The algorithm assigns a binary value Z to each task as the result that we want to infer. The difficulty of a task is represented by a positive value 1/β, which is correlated to the ambiguity of the task. Each contributor is assigned a score α, which can be negative (likely to disagree with the result) or positive (likely to agree with the result). The algorithm uses Expectation-Maximization (EM) approach to obtain maximum likelihood estimates of these three parameters: Z, α, and 1/β for all the tasks and the contributor.
The paper also states an interesting improvement on priors for α and 1/β based on the prior knowledge about the tasks and the contributors. For example, when we know the contributors are generally good, we make the prior probability for α to be very low for negative value.
For this experiment, we adapted our input data to work with an open source implementation of GLAD. To analyse the data, we computed the accuracy of a majority vote of a subset of analysts with respect to the majority vote for the full set of analysts. We selected the subset using three methods:
- Use a subset of the answers from the contributors with highest α
- Use a subset of the answers from the contributors with lowest α
- Use a random subset of the answers
Figure 3 shows the ratios of the answers, and confirms that for the task of assessing the 200 headlines we derived close to the same level of majority vote when selecting a far smaller group from our original 20 contributors.
Overall, the graph shows that when using 10 contributors instead of 20, we can produce the same majority for 85% of the tasks.
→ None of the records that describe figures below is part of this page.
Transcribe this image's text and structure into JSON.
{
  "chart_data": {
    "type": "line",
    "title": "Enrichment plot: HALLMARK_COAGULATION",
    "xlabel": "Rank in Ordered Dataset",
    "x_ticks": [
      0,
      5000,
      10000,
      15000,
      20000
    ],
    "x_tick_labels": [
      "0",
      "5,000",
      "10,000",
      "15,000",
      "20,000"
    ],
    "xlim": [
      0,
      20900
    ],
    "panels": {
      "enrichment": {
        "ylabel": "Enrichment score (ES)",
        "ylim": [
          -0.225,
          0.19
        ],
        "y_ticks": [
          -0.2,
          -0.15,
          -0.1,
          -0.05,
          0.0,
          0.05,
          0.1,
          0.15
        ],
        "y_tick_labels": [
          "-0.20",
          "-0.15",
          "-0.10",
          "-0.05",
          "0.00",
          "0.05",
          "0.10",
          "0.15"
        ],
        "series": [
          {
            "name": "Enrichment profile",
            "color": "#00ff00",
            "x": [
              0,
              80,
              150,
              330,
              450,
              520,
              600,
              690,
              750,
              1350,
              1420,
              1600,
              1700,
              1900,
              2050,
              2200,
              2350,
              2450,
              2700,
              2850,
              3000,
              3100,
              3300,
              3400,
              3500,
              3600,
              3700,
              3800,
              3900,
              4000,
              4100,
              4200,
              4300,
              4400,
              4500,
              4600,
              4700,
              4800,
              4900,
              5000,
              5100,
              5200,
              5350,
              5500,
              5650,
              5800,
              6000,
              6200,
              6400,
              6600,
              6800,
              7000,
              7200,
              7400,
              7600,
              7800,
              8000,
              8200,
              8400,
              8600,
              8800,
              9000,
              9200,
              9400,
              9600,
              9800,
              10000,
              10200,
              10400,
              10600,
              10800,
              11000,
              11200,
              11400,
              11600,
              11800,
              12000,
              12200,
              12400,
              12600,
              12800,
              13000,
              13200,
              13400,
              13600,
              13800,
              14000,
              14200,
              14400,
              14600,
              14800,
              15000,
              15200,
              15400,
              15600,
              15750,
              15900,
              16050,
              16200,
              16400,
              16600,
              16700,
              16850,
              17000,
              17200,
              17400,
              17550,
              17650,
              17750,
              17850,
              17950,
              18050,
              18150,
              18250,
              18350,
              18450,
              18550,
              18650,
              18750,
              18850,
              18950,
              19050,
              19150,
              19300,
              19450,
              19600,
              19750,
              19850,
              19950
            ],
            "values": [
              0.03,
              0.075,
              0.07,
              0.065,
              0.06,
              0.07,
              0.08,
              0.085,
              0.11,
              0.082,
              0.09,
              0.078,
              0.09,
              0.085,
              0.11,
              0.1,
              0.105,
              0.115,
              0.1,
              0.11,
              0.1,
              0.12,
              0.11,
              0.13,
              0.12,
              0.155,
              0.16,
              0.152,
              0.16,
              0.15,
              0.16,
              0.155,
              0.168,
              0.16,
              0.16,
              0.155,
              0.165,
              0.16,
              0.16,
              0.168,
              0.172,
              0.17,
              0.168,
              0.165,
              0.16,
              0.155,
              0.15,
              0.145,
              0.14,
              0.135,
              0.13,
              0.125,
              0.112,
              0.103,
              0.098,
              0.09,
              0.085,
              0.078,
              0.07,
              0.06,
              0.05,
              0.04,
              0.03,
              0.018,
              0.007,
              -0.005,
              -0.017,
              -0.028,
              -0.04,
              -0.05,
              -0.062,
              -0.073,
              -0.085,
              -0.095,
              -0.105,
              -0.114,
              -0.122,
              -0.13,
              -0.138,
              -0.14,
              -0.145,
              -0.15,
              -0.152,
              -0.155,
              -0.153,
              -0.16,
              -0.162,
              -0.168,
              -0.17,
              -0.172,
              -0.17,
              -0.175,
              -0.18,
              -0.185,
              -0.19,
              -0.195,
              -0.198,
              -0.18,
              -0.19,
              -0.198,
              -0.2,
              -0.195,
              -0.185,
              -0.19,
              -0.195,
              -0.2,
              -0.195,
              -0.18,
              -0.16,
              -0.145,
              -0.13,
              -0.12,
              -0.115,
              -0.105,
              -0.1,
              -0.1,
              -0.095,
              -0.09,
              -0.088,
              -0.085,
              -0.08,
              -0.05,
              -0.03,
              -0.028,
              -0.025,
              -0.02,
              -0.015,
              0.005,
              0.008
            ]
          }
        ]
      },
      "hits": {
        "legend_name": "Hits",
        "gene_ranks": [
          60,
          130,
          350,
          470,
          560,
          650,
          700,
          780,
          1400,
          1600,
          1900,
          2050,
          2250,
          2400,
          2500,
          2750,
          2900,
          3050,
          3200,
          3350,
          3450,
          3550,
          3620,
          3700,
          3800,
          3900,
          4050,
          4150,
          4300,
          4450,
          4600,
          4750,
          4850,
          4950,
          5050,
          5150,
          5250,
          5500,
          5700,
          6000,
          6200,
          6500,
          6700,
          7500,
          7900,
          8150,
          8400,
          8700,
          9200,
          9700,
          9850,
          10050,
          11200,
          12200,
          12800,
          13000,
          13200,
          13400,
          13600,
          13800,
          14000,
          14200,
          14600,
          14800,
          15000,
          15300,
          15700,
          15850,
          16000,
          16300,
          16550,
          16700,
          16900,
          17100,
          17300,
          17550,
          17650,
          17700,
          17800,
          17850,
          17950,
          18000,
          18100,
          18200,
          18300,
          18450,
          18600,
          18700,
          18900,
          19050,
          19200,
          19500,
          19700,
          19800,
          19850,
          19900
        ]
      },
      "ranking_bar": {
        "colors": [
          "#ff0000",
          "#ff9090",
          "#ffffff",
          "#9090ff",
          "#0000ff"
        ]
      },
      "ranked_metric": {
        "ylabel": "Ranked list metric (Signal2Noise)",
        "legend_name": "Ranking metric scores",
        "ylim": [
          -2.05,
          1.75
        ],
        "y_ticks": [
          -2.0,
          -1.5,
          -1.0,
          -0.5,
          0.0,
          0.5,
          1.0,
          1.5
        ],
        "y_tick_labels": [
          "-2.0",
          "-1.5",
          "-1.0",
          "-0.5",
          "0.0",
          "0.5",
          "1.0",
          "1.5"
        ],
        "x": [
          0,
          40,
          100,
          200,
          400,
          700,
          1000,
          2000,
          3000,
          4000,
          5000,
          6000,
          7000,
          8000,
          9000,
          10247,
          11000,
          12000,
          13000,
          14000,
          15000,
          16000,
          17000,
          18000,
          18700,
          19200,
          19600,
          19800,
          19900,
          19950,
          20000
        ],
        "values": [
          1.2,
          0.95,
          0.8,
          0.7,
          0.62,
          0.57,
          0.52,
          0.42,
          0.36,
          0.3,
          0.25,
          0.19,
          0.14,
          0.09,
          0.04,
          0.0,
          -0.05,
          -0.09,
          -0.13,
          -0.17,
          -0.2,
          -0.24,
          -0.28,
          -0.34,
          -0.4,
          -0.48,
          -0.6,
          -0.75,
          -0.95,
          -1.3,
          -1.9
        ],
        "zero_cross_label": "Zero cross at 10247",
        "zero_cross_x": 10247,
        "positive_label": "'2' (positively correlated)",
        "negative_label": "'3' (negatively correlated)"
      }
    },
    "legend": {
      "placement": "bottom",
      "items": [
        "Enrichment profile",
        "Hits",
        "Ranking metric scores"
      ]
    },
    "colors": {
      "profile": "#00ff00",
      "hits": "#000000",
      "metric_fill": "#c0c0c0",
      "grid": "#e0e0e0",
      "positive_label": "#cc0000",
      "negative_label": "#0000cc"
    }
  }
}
Moreover, this value is as high as 80% when we ask just those four contributors with the highest accuracy scores generated by GLAD. When using nearer to 20 contributors, the method does not provide a clear distinction between those contributors with high or low scores. It might be the case that with only a small number of bad contributors, there would be little discernible effect.
Divide and Rule
The general idea of the strategy was to divide the analysts into two groups on the Hivemind platform with user-defined contributor qualifications: METAPHOR-GOOD and METAPHOR-AVERAGE. Following a method proposed by Welinder and Perona at the California Institute of Technology to prioritise the best annotators for labelling, we then sent tasks to the Hivemind platform in batches of n (e.g. 1,000) tasks. For accuracy, we require m answers for each task.
Contributors with good scores have permission to work on all the tasks; those with lower scores can work on only p% (e.g. 20%) of the tasks. These parameters were controlled by the Hivemind platform’s task qualifications. After each batch of n tasks, we used the GLAD algorithm to recalculate the analyst accuracy scores and the tasks’ results. Based on the updated analyst accuracy scores, we reassign q% (e.g. 15%) of those with lower scores to the METAPHOR-AVERAGE group, and the rest to METAPHOR-GOOD group.
The Hivemind platform’s API makes it trivial to manage the process of sending the tasks and getting back the answers. Figure 4 below shows one way of creating a task with only a few lines of code.
The current algorithm is mainly based on the contributor accuracies generated by the GLAD algorithm and it has much scope for further research and improvement.
Another direction for research is to design an algorithm for other types of tasks including non-metaphor tasks and tasks with more than two outcomes.
Further analysis is also helpful for tasks for which we use Hivemind’s link to Amazon Mechanical Turk, a crowdsourcing platform that provides access to a much larger pool of anonymous contributors.